With the passing decades the community experienced continued growth. By 1925 there were nearly 1000 members; by 1951 the number had grown to 1300. By the end of the decade most sisters taught while other engaged in works such as health care and social services. Membership reached its highest at just over 1600 in the mid 1960s.

The change within the Catholic church resulting from the Second Vatican Council resulted in the community reassessing its ministry, lifestyle, sponsorship of institutions and internal governance. An Associate program, initiated in 1975, invites friend and co-workers to share in the mission of the community. That same year Elizabeth Seton was named the first American-born saint by the Catholic church.

In 1979 all Sister of Charity sponsored health care institutions were brought together in the Sisters of Charity Health Care Systems under the leadership of Sister Grace Marie Hiltz. This became one of the largest Catholic health care systems in the United States until it joined with other systems to form Catholic Health Initiative in the 1990s.
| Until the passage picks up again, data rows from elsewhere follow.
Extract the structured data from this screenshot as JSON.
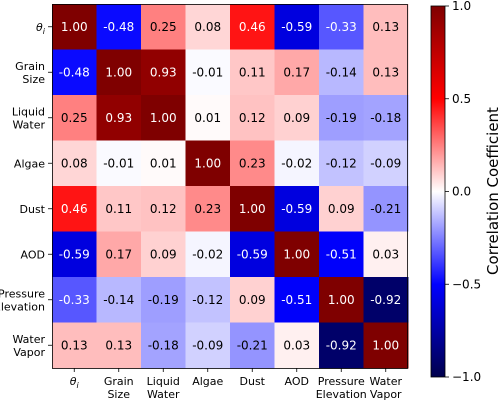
{
  "chart_data": {
    "type": "heatmap",
    "title": "",
    "row_labels": [
      [
        "θ_i"
      ],
      [
        "Grain",
        "Size"
      ],
      [
        "Liquid",
        "Water"
      ],
      [
        "Algae"
      ],
      [
        "Dust"
      ],
      [
        "AOD"
      ],
      [
        "Pressure",
        "Elevation"
      ],
      [
        "Water",
        "Vapor"
      ]
    ],
    "col_labels": [
      [
        "θ_i"
      ],
      [
        "Grain",
        "Size"
      ],
      [
        "Liquid",
        "Water"
      ],
      [
        "Algae"
      ],
      [
        "Dust"
      ],
      [
        "AOD"
      ],
      [
        "Pressure",
        "Elevation"
      ],
      [
        "Water",
        "Vapor"
      ]
    ],
    "values": [
      [
        1.0,
        -0.48,
        0.25,
        0.08,
        0.46,
        -0.59,
        -0.33,
        0.13
      ],
      [
        -0.48,
        1.0,
        0.93,
        -0.01,
        0.11,
        0.17,
        -0.14,
        0.13
      ],
      [
        0.25,
        0.93,
        1.0,
        0.01,
        0.12,
        0.09,
        -0.19,
        -0.18
      ],
      [
        0.08,
        -0.01,
        0.01,
        1.0,
        0.23,
        -0.02,
        -0.12,
        -0.09
      ],
      [
        0.46,
        0.11,
        0.12,
        0.23,
        1.0,
        -0.59,
        0.09,
        -0.21
      ],
      [
        -0.59,
        0.17,
        0.09,
        -0.02,
        -0.59,
        1.0,
        -0.51,
        0.03
      ],
      [
        -0.33,
        -0.14,
        -0.19,
        -0.12,
        0.09,
        -0.51,
        1.0,
        -0.92
      ],
      [
        0.13,
        0.13,
        -0.18,
        -0.09,
        -0.21,
        0.03,
        -0.92,
        1.0
      ]
    ],
    "value_format": "2 decimals",
    "colormap": "seismic",
    "vmin": -1.0,
    "vmax": 1.0,
    "colorbar": {
      "label": "Correlation Coefficient",
      "ticks": [
        "1.0",
        "0.5",
        "0.0",
        "−0.5",
        "−1.0"
      ],
      "tick_values": [
        1.0,
        0.5,
        0.0,
        -0.5,
        -1.0
      ],
      "placement": "right"
    },
    "colors": {
      "min": "#00004c",
      "mid_low": "#0000ff",
      "center": "#ffffff",
      "mid_high": "#ff0000",
      "max": "#7f0000"
    }
  }
}
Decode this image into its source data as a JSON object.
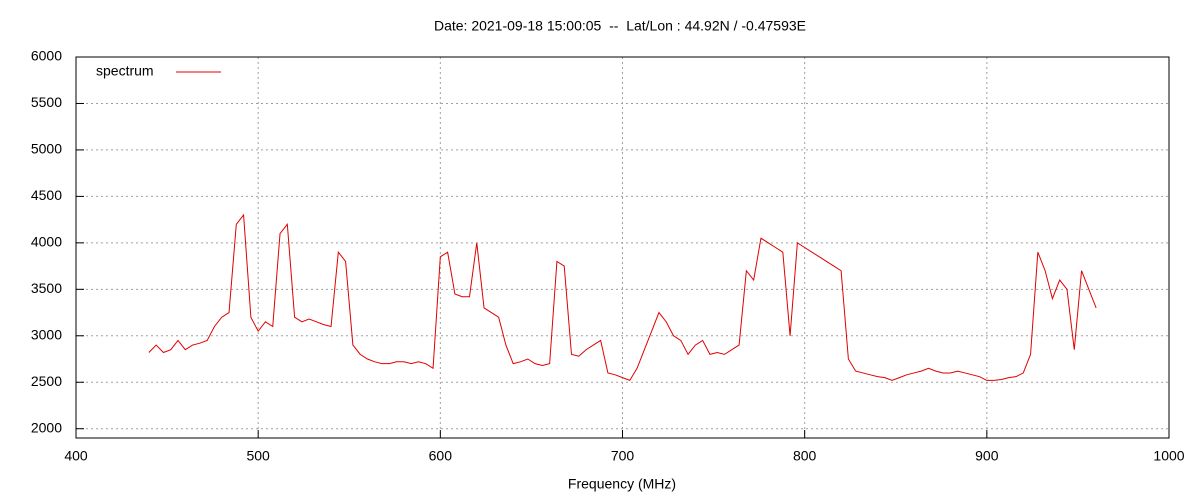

The Sisters of Charity of Cincinnati currently have 290 members. Besides traditional ministries of teaching, health care and social work, sisters are engaged throughout the United States in such works as parish ministry, administrative positions, hospital chaplaincies, work with senior citizens and with the poor. In addition the congregation sponsors grant and low-interest loan programs to assist community development and social justice organizations and projects.

Bibliography

Mahoney, Sister Benedicta, S.C., We Are Many: A History of the Sisters of Charity of Cincinnati 1898-1971. Mount St. Joseph, Ohio: Sisters of Charity, 1982.

McCann, Sister Mary Agnes, S.C., The History of Mother Seton’s Daughters: The Sisters of Charity of Cincinnati Ohio 1809- 1917, 3 vol. New York: Longmans, Green and Co., 1917.

Metz, Judith, S.C., “Women of Faith and Service: The Sisters of Charity of Cincinnati.” Mount St. Joseph, Ohio: Sisters of Charity, 1997.